How Do Guided Wave Radar Transmitters Work?
Guided wave radar transmitters rely on microwave pulses. Since microwaves are not affected by dust, pressure, temperature variations, and viscosity, this type of transmitter produces highly accurate results.
A low-energy microwave pulse is sent down a probe, and a part of it is reflected back when the pulse hits the process media. The liquid level is directly proportional to the time-domain reflectometry. The time when the pulse is launched and received back is measured to determine the distance from the surface of the media.
Types of Guided Wave Radar Level Transmitters
Guided wave radar level transmitters are available in different probe configurations. Selecting the right probe is important for successful implementation of the device. While manufacturers offer a range of guided wave radars, most are derived from the three basic probe configurations: single element, twin element, and coaxial.
Single element probe — The single element probe is the most widely used and least efficient device. The device is popular since it is more resistant to the coating of the liquid.
Twin element probe — The twin element probe is a good, general purpose probe that is generally used in long-range applications. They are ideal in situations where flexible probes are important for successful reading.
Coaxial probe — The coaxial probe configuration is the most efficient guided wave radar level transmitters. The probes are used in more challenging low-dielectric applications.
Benefits of Guided Wave Radar Level Transmitters
|Dielectric Constant and Reflectivity - Guided WaveRadar (GWR)|
(Courtesy of Schneider Electric Foxboro)
Guided wave radar level transmitters provide a range of benefits in different applications. The concentration of the measuring signal is strong and clean. This is due to the narrow path of the signal propagation that reduces the chances of impact by stray signals due to obstacles or construction elements inside the tank.
Another benefit of guided wave radar level transmitters is that they are easy to install. No mounting holes are required to install the device. This results in cost savings for the organization. The waveguide can be formed to follow the tank’s contours or mounted at an angle.
The device is ideal in situations where an interface measurement is required. The measuring signals can penetrate the medium deeply, resulting in more accurate results. The waveguide technology is suitable for applications where the medium is subjected to heavy vapors, foam, and dust.

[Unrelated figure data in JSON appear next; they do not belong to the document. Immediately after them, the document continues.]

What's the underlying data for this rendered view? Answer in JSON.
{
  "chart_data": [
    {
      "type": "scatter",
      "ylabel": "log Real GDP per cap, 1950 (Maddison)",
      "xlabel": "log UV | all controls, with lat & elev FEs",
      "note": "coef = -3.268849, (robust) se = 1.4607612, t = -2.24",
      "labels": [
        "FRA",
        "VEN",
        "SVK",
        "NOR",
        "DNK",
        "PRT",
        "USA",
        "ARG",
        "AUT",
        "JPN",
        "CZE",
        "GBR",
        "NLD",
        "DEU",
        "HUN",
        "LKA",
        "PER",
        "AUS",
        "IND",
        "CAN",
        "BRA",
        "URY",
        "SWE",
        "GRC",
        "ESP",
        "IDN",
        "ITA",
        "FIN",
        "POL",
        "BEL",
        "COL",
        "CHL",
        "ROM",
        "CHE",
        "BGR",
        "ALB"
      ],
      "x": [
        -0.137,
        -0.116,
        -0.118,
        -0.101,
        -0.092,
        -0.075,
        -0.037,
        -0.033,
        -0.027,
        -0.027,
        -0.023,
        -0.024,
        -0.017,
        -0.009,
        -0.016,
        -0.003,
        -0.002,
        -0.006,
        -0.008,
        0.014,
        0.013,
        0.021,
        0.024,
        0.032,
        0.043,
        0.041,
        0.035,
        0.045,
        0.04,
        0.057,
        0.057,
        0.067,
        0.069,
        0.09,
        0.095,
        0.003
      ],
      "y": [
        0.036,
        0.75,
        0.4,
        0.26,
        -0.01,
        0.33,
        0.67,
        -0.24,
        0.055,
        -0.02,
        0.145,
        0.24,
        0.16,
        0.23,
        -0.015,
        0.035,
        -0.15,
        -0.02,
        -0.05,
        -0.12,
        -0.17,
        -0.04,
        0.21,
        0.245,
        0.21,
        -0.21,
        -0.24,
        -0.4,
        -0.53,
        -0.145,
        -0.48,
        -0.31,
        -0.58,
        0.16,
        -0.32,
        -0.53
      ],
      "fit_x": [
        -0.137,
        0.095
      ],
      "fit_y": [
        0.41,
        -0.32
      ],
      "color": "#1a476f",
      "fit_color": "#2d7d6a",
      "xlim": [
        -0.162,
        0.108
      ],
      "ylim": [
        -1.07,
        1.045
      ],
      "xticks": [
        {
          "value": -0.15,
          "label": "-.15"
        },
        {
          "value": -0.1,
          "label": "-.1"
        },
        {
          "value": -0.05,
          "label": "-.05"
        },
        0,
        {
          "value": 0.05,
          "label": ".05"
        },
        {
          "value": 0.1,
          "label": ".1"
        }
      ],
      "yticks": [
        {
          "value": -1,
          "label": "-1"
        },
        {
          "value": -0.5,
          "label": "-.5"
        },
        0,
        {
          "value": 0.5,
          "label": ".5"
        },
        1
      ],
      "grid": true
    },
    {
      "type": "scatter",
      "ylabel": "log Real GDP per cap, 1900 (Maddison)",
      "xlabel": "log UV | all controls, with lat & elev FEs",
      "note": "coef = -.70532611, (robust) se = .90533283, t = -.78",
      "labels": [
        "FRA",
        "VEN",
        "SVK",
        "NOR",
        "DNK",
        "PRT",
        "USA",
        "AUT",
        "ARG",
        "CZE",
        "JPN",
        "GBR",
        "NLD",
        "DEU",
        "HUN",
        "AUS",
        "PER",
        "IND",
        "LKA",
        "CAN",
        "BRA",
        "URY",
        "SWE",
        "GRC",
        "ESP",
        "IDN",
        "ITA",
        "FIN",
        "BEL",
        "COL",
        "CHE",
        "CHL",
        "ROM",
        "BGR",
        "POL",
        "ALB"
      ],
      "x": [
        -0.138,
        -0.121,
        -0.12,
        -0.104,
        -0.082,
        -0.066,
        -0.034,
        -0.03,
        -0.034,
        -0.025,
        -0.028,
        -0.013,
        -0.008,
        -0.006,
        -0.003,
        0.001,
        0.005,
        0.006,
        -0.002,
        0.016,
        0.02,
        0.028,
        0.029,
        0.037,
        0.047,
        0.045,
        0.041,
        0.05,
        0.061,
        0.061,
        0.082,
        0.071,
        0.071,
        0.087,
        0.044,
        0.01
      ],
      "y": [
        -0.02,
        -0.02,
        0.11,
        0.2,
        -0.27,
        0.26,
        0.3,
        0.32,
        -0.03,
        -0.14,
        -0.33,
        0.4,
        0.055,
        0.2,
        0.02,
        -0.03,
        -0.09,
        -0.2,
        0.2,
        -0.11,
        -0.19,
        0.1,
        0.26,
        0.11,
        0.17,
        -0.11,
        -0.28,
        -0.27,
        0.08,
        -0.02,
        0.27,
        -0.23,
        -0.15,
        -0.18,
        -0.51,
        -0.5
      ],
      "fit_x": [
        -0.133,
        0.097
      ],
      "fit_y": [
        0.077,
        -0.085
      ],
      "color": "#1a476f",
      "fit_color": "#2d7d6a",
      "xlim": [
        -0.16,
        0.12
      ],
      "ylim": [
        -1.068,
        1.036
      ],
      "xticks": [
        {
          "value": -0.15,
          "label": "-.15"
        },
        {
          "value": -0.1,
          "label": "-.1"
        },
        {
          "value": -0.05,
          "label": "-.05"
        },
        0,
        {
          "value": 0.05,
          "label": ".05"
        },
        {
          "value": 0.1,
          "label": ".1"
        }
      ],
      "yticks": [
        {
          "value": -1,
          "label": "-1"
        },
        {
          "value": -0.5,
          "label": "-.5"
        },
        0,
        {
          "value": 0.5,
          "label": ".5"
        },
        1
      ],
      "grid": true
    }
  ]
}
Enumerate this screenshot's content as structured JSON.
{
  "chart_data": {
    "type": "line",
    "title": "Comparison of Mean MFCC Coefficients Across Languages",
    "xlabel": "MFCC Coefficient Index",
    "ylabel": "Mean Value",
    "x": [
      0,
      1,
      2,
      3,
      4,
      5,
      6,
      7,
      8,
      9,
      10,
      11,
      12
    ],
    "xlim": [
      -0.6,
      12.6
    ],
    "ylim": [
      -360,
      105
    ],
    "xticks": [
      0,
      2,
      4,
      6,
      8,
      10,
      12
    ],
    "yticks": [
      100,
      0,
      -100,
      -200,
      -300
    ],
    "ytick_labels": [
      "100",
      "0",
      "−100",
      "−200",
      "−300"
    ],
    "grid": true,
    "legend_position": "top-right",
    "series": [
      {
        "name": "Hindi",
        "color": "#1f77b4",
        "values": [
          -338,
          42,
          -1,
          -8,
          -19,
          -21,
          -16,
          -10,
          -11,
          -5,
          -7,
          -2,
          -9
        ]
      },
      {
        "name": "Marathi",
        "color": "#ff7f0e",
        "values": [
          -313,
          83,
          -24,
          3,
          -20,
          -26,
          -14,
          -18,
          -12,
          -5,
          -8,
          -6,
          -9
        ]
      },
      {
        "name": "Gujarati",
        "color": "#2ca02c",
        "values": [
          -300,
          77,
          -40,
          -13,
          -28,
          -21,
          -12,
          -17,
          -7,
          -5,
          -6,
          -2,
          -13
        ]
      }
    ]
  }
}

Guided wave instruments can detect changes in dielectric consents on the boundary of a property. The device can be configured to detect level at both the top and the bottom of a layer of emulsion.
Industrial Application of Guided Wave Radar
Guided wave radar level transmitters are increasingly being used in process industries. The sensors are used in situations that previously employed ultrasonic, hydrostatics, and capacitance. The accuracy specification of the basic model range is up to ±5mm, while the accuracy of the advanced models is up to ±2mm.
The device is generally used in industries to take level readings. The readings are used for local indication and visualization in control systems.
Moreover, guided wave radar level transmitters are also used for managing liquid inventory, determining safety limits, dry run protection, and leak detection. Other applications of guided wave radar level transmitters include communicating low limits to suppliers, automated ordering systems, and streamlining the logistics process.
Guided radar level measurement is also suitable for bulk solids. The surface type is not restricted to liquids since the reflected waves are guided easily through any medium. Foam formation and turbulent liquid surfaces and different angled surfaces (as is the case with bulk solids) don’t influence the accuracy of the reading.
Selection of Guided Wave Radar Level Transmitters
Selection of guided wave radar level transmitters should be based on the requirements of the task. Generally, the rigid single element probe configuration is ideal for angled installations for flowing liquids. The dual flexible wire probe is suitable for most other common applications.
A coaxial probe configuration is recommended for liquids that are cleaner with low dielectric constant and with turbulence on the product’s surface. This type of guided wave radar device is also recommended for installations where the probe is near the tank wall or other obstacles.
Make sure that the device can withstand the range of temperature within the tank. Most GWR devices are rated up to 850 deg F or 450 deg C. You should select a device with added signal strength since this will result in increased reliability and accuracy of the devices.
Guided wave radar level transmitter with dynamic vapor compensation is recommended where a high level of accuracy is required under a high-pressure environment. The measurement taken from the device can compensate for changes in vapor dielectric, which results in improved accuracy.
Other factors that should be considered include mounting and proximity. Single probe configuration can be installed almost anywhere. But the single probe configuration can only to apply to specific situations.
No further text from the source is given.